Daily Forex Reports | by FX Empire | Friday, 25 March 2016 05:59 UTCThe EUR/USD pair fell initially during the day on Thursday but turned right back around to form a bit of a hammer. This of course is a very bullish sign, and there is a lot of noise below that signifies we should continue to go higher eventually. On a break of the top the hammer we believe that this market will then try to reach the 1.13 level, and possibly even try to break above there. The Euro will continue to strengthen due to the fact that the Federal Reserve has step away from quite a bit of the potential rate hikes for the rest of the year. In fact, a lot of people that we know are starting to suggest that perhaps the Federal Reserve will raise interest rates at all during the year 2016.
Looking at the shape of the hammer, it is basically perfect, and as a result we believe that a break of the top the hammer will send a lot of technical traders into the market. The hammer of course suggests that even if we break down there is going to be increased pressure to the upside. In other words, we have no interest in selling this market and believe that the 1.1050 level should be massively supportive as it was previously so resistive.

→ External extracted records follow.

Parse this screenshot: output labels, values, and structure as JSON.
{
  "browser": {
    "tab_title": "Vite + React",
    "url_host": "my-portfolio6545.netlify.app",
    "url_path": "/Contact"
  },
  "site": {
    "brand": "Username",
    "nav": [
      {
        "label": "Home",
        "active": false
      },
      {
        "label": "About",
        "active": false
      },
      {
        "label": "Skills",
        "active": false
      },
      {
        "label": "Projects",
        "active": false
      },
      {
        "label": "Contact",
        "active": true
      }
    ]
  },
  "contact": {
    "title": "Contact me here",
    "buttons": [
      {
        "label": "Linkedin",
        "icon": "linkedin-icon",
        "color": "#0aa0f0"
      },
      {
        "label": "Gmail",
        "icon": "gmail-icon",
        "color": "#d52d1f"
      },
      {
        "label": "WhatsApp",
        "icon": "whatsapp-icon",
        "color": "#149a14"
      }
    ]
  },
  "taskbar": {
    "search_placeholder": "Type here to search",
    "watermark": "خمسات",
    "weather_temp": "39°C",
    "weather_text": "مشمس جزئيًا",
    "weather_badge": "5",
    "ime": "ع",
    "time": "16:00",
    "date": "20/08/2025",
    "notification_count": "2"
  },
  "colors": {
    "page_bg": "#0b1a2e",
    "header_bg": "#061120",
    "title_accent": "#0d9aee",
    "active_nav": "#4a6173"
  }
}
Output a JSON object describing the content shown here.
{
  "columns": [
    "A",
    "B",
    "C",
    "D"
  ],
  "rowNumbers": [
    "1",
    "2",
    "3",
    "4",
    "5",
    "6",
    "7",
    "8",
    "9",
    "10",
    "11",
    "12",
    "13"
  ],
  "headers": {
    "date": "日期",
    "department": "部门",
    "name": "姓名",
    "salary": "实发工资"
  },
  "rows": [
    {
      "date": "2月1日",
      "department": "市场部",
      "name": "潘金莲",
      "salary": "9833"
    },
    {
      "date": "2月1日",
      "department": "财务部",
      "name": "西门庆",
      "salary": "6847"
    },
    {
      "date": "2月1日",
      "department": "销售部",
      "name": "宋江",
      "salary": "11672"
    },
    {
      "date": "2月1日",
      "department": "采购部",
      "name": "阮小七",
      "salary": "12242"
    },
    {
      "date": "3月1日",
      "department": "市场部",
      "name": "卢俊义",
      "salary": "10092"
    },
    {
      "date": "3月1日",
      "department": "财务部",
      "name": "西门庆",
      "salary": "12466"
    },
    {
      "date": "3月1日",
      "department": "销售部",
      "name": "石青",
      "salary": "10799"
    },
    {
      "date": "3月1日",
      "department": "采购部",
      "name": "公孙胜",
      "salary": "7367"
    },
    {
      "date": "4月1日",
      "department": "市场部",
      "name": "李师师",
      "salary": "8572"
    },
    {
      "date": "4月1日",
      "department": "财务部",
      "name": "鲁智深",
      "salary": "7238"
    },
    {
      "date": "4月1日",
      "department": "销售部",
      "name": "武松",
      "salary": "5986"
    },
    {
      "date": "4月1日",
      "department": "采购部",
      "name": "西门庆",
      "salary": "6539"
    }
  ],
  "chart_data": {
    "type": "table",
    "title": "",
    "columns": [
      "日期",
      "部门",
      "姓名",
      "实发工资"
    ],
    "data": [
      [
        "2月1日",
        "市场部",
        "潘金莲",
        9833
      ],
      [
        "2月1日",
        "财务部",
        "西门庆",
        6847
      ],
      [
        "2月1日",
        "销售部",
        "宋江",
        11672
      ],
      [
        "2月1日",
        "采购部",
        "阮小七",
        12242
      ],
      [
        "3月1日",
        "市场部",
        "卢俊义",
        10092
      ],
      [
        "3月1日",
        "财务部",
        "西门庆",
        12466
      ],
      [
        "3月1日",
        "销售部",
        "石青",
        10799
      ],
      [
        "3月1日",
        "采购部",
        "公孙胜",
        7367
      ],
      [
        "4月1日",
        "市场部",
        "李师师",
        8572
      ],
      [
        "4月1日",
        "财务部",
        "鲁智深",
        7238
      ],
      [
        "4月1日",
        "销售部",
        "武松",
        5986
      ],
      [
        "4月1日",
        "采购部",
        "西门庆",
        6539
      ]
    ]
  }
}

More than likely, we will see quite a bit of bullish pressure going forward and could even break above the 1.13 level above and reach towards the 1.15 level. Because of this, we could attempt several times to try to break out to that level and perhaps even higher than that. The 1.15 level has been massively important in the past, and should be in the future. Keep in mind that both central banks are working against the value of their own currency right now, so it’s not likely to be an easy move. However, the Federal Reserve typically Wednesday’s “currency wars”, and with that it’s probably only a matter of time before this pair breaks out so pullbacks should be thought of as potential value.